Following the successful introduction of computerising student records at the admissions stage the way is now open for this data to be made instantly available to appropriate staff by the development of a network system. Already work has been eliminated in the examinations section by passing on this information in database form.
The College is developing the use of micro-computers and word processing facilities to assist our administration in a number of areas. In the general administration of the College we will shortly introduce word-processing facilities in the Directorate and other administrative offices to assist in the production of minutes, reports, statistics and other administrative publica-tions. In all three Faculties micro-computers and word-processors are being introduced for statistical and record-keeping purposes. A micro-computer is used to provide statistics for the Catering Department and for Central Administration covering pricing policies, production of menus and stock control. We intend to commence work in the 1985-86 session on the provision of computing facilities and programmes to cover the work of the College Finance Department.
In the field of admissions all work from a student’s initial application to the production of student course lists is now computerised. Records produced in the Admissions Unit are used to provide the data for the production of individual student records which are housed in the College Records Office.
In relation to examinations, micro-computers linked to word-processors are used to prepare examination entry lists for Part I and Part II degree examinations. Examination papers for Part I are prepared on word-processors and these and computer equipment are extensively used for the production of mark sheets, mark lists and statistics used by the various Boards of Examiners and the College/University College Examinations Board.
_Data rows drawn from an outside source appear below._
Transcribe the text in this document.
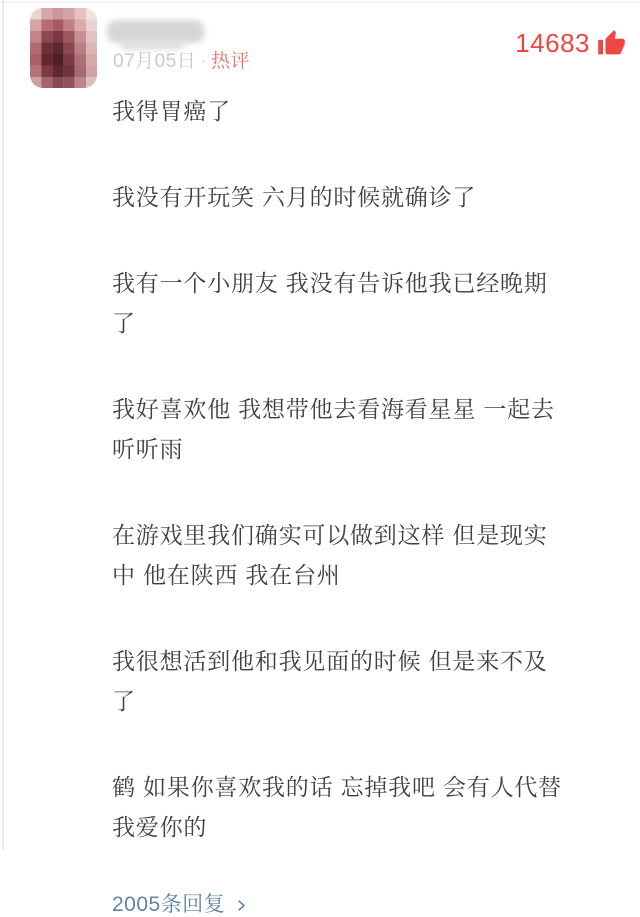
07月05日 · 热评
14683
我得胃癌了
我没有开玩笑 六月的时候就确诊了
我有一个小朋友 我没有告诉他我已经晚期
了
我好喜欢他 我想带他去看海看星星 一起去
听听雨
在游戏里我们确实可以做到这样 但是现实
中 他在陕西 我在台州
我很想活到他和我见面的时候 但是来不及
了
鹤 如果你喜欢我的话 忘掉我吧 会有人代替
我爱你的
2005条回复
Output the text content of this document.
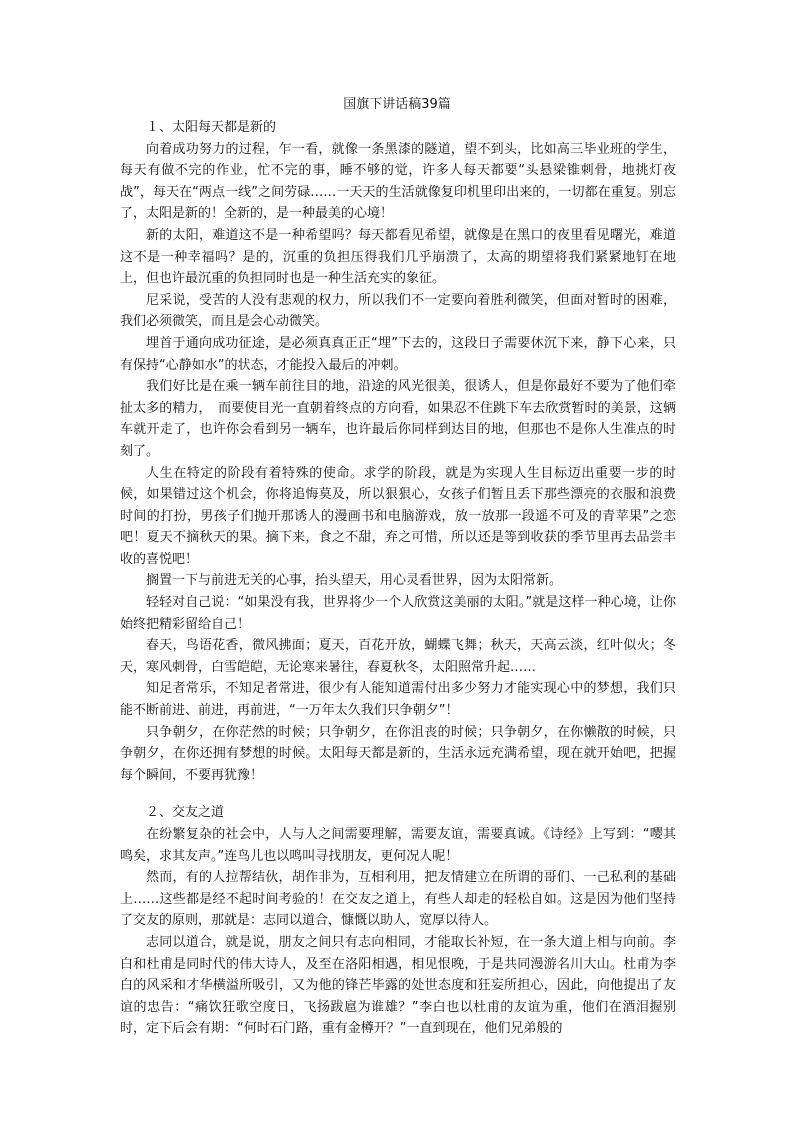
国旗下讲话稿39篇
１、太阳每天都是新的

向着成功努力的过程，乍一看，就像一条黑漆的隧道，望不到头，比如高三毕业班的学生，每天有做不完的作业，忙不完的事，睡不够的觉，许多人每天都要“头悬梁锥刺骨，地挑灯夜战”，每天在“两点一线”之间劳碌……一天天的生活就像复印机里印出来的，一切都在重复。别忘了，太阳是新的！全新的，是一种最美的心境！

新的太阳，难道这不是一种希望吗？每天都看见希望，就像是在黑口的夜里看见曙光，难道这不是一种幸福吗？是的，沉重的负担压得我们几乎崩溃了，太高的期望将我们紧紧地钉在地上，但也许最沉重的负担同时也是一种生活充实的象征。

尼采说，受苦的人没有悲观的权力，所以我们不一定要向着胜利微笑，但面对暂时的困难，我们必须微笑，而且是会心动微笑。

埋首于通向成功征途，是必须真真正正“埋”下去的，这段日子需要休沉下来，静下心来，只有保持“心静如水”的状态，才能投入最后的冲刺。

我们好比是在乘一辆车前往目的地，沿途的风光很美，很诱人，但是你最好不要为了他们牵扯太多的精力，　而要使目光一直朝着终点的方向看，如果忍不住跳下车去欣赏暂时的美景，这辆车就开走了，也许你会看到另一辆车，也许最后你同样到达目的地，但那也不是你人生准点的时刻了。

人生在特定的阶段有着特殊的使命。求学的阶段，就是为实现人生目标迈出重要一步的时候，如果错过这个机会，你将追悔莫及，所以狠狠心，女孩子们暂且丢下那些漂亮的衣服和浪费时间的打扮，男孩子们抛开那诱人的漫画书和电脑游戏，放一放那一段遥不可及的青苹果”之恋吧！夏天不摘秋天的果。摘下来，食之不甜，弃之可惜，所以还是等到收获的季节里再去品尝丰收的喜悦吧！

搁置一下与前进无关的心事，抬头望天，用心灵看世界，因为太阳常新。

轻轻对自己说：“如果没有我，世界将少一个人欣赏这美丽的太阳。”就是这样一种心境，让你始终把精彩留给自己！

春天，鸟语花香，微风拂面；夏天，百花开放，蝴蝶飞舞；秋天，天高云淡，红叶似火；冬天，寒风刺骨，白雪皑皑，无论寒来暑往，春夏秋冬，太阳照常升起……

知足者常乐，不知足者常进，很少有人能知道需付出多少努力才能实现心中的梦想，我们只能不断前进、前进，再前进，“一万年太久我们只争朝夕”！

只争朝夕，在你茫然的时候；只争朝夕，在你沮丧的时候；只争朝夕，在你懒散的时候，只争朝夕，在你还拥有梦想的时候。太阳每天都是新的，生活永远充满希望，现在就开始吧，把握每个瞬间，不要再犹豫！

２、交友之道

在纷繁复杂的社会中，人与人之间需要理解，需要友谊，需要真诚。《诗经》上写到：“嘤其鸣矣，求其友声。”连鸟儿也以鸣叫寻找朋友，更何况人呢！

然而，有的人拉帮结伙，胡作非为，互相利用，把友情建立在所谓的哥们、一己私利的基础上……这些都是经不起时间考验的！在交友之道上，有些人却走的轻松自如。这是因为他们坚持了交友的原则，那就是：志同以道合，慷慨以助人，宽厚以待人。

志同以道合，就是说，朋友之间只有志向相同，才能取长补短，在一条大道上相与向前。李白和杜甫是同时代的伟大诗人，及至在洛阳相遇，相见恨晚，于是共同漫游名川大山。杜甫为李白的风采和才华横溢所吸引，又为他的锋芒毕露的处世态度和狂妄所担心，因此，向他提出了友谊的忠告：“痛饮狂歌空度日，飞扬跋扈为谁雄？”李白也以杜甫的友谊为重，他们在酒泪握别时，定下后会有期：“何时石门路，重有金樽开？”一直到现在，他们兄弟般的
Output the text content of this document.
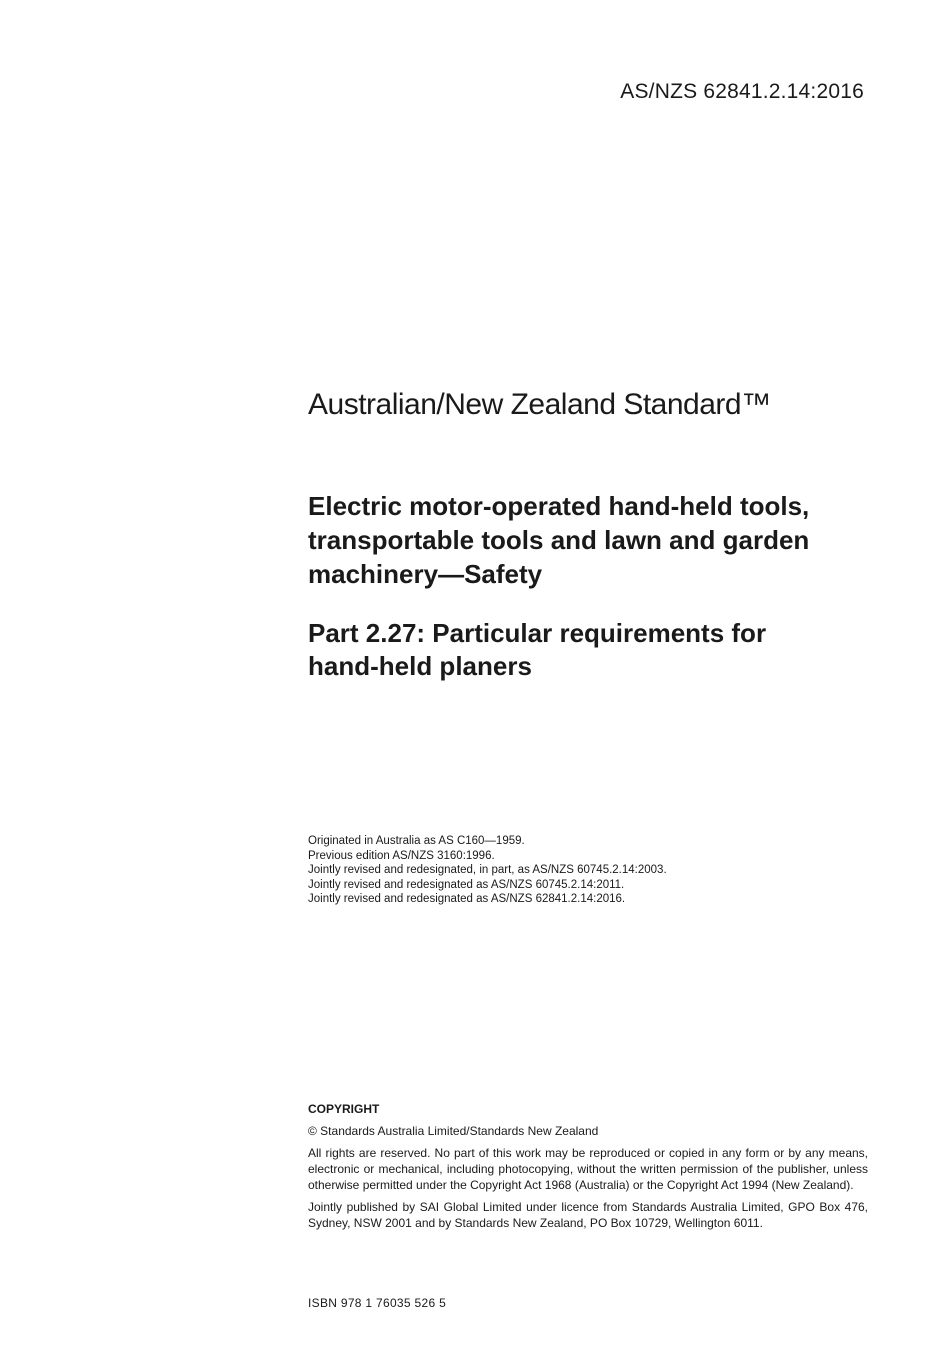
AS/NZS 62841.2.14:2016
Australian/New Zealand Standard™
Electric motor-operated hand-held tools,
transportable tools and lawn and garden
machinery—Safety
Part 2.27: Particular requirements for
hand-held planers
Originated in Australia as AS C160—1959.
Previous edition AS/NZS 3160:1996.
Jointly revised and redesignated, in part, as AS/NZS 60745.2.14:2003.
Jointly revised and redesignated as AS/NZS 60745.2.14:2011.
Jointly revised and redesignated as AS/NZS 62841.2.14:2016.
COPYRIGHT

© Standards Australia Limited/Standards New Zealand

All rights are reserved. No part of this work may be reproduced or copied in any form or by any means, electronic or mechanical, including photocopying, without the written permission of the publisher, unless otherwise permitted under the Copyright Act 1968 (Australia) or the Copyright Act 1994 (New Zealand).

Jointly published by SAI Global Limited under licence from Standards Australia Limited, GPO Box 476, Sydney, NSW 2001 and by Standards New Zealand, PO Box 10729, Wellington 6011.

ISBN 978 1 76035 526 5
In the coming academic year the staffing of Computing is to be considerably increased. A full-time Head of Computing will replace the half-time Head of Computer Services post, the Computing Assistant will be full-time instead of part-time and the addition of another supporting post is planned. This strengthening of resources will lay the foundations for a more comprehensive provision of services. It is confidently expected that our Computing Services will continue to expand to meet the multiplicity of needs generated by a College of our diversity.